On the other hand, some people find it thrilling to be part of a stampeding herd, without asking what started the commotion. They should feel right at home in these times.
We live in a world in which the passive and malleable mass has become prior to the individual and the community. Beatlemania didnt originate this condition, but in its own way it was an intimation.
January 12, 2002
Tin-foil hat, and a complete tin-foil suit for that one! ;>)
You must be young. Didn't happen that way. The Beatles were a decent rock 'n roll band that learned their chops and paid their dues in Liverpool dives and German strip clubs. They were a road-hardened band long before they ever took their first trip to the States. The "cute little boy bands" thing isn't very new. The Beatles sure didn't start that...............but the examples you give certainly ARE pre-fabricated acts designed to get prepubescent girls to part with their parents' dough.
"Now they're starting with the girls; see Britney Spears."
Nope. You're about fifty years too late. Girl acts have been pre-packaged (individual "singers" or girl groups) since the '50's, certainly...........and it can be intelligently argued that this began long before then.
And you're right re: girl bands.
lol....Bernstein actually said that!?!?
Just off the top of my head I can think of Piston, Stravinsky and R. Strauss, each of whom completely outclassed Lennon and McCartney's work on every level.
Bernstein's recordings of Beethoven's 9 symphonies always made me question his judgment but, now I know he was just plain goofy.
Ummm, by the time my friends and I got around to caring about the Beatles, it was already late in the 60s and we were able to choose among the Doors and the Airplane and others (Zappa existed, too...).
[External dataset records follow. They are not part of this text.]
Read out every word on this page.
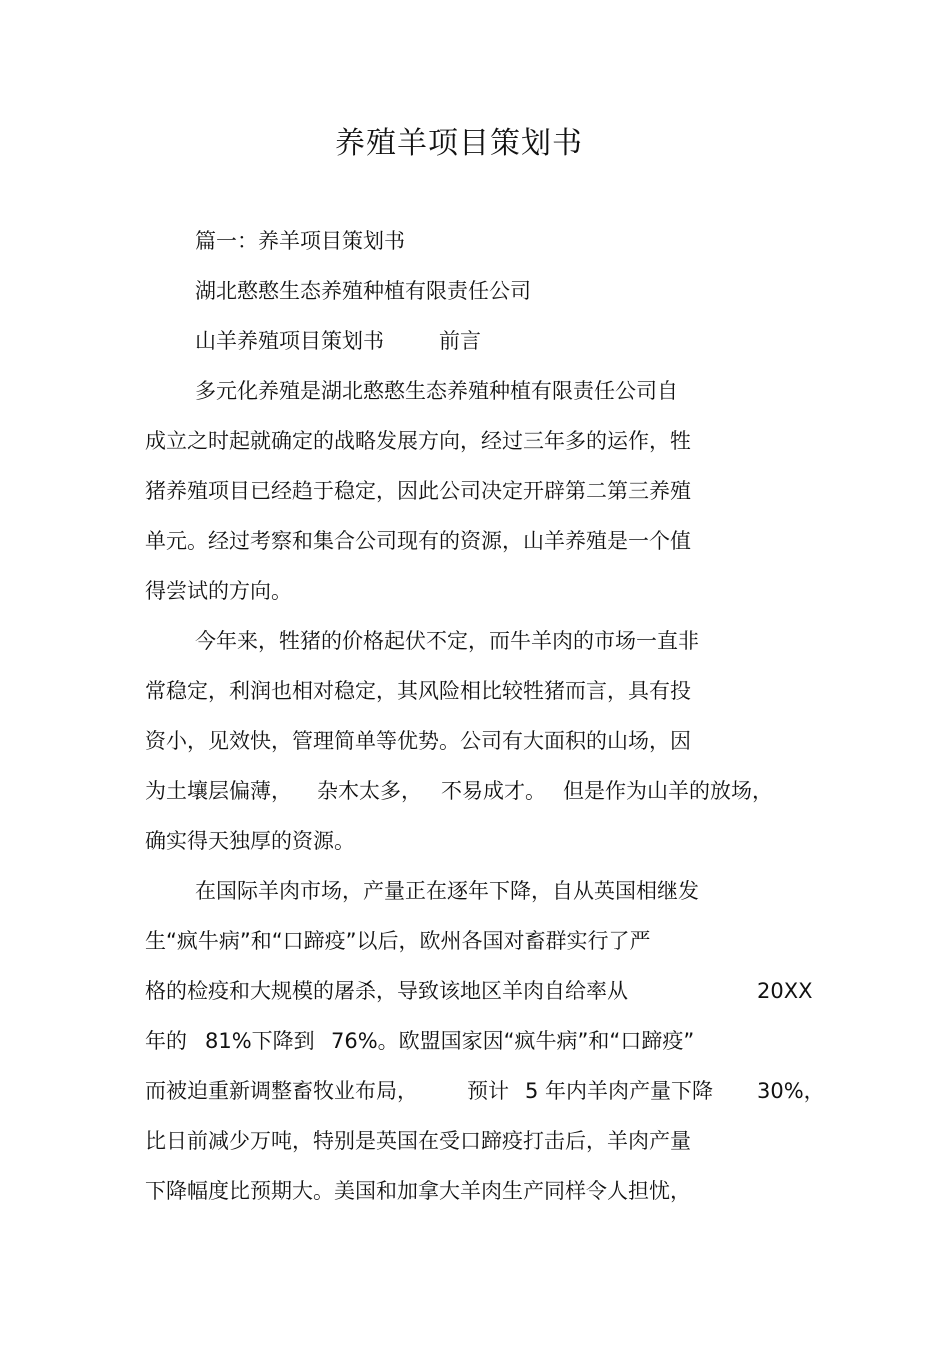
养殖羊项目策划书

篇一：养羊项目策划书

湖北憨憨生态养殖种植有限责任公司

山羊养殖项目策划书	前言

多元化养殖是湖北憨憨生态养殖种植有限责任公司自

成立之时起就确定的战略发展方向，经过三年多的运作，牲

猪养殖项目已经趋于稳定，因此公司决定开辟第二第三养殖

单元。经过考察和集合公司现有的资源，山羊养殖是一个值

得尝试的方向。

今年来，牲猪的价格起伏不定，而牛羊肉的市场一直非

常稳定，利润也相对稳定，其风险相比较牲猪而言，具有投

资小，见效快，管理简单等优势。公司有大面积的山场，因

为土壤层偏薄， 杂木太多， 不易成才。 但是作为山羊的放场，

确实得天独厚的资源。

在国际羊肉市场，产量正在逐年下降，自从英国相继发

生“疯牛病”和“口蹄疫”以后，欧州各国对畜群实行了严

格的检疫和大规模的屠杀，导致该地区羊肉自给率从	20XX

年的 81%下降到 76%。欧盟国家因“疯牛病”和“口蹄疫”

而被迫重新调整畜牧业布局， 预计 5 年内羊肉产量下降 30%，

比日前减少万吨，特别是英国在受口蹄疫打击后，羊肉产量

下降幅度比预期大。美国和加拿大羊肉生产同样令人担忧，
(People lose sight of how diverse the US music scene was -- and, beyond the pop albums, there was a thriving live music scene back then and just about every city had a dozen or so "local" bands that had sounds all their own.)
(And people lose sight of just how influential US bands really were. Paul & John have spoken of how "pressured" they felt to produce songs as popular and as good as the Beach Boys. If I remember right, Helter Skelter was thought of and recorded as a direct attempt to "out rock" some Beach Boy song... And, of course, Pete Townsend has often spoke of how his notion of a "rock opera" came after listening to some Zappa album (or some Zappa thing with Captain Beefheart...))
Mark W.
By the late 70s around the Seattle area, none of the radio stations played much Beatle music, where were you?
Back in the U.S.S.R. was the Beatles tribute to the Beach Boys.
Sorry I have to disagree here.
Ricky Nelson: "I went to a garden party"....no more than three note changes throughout.
Nancy Sinatra: "These boots are made for walking"
Then there was the flute freak, James Galway, who gained the usual top fame until his records stopped selling.
Well, I don't mean "flute freak".
He is/was an accomplished flautist...but the Mad Ave folks turned him into 'big seller' for their advantage.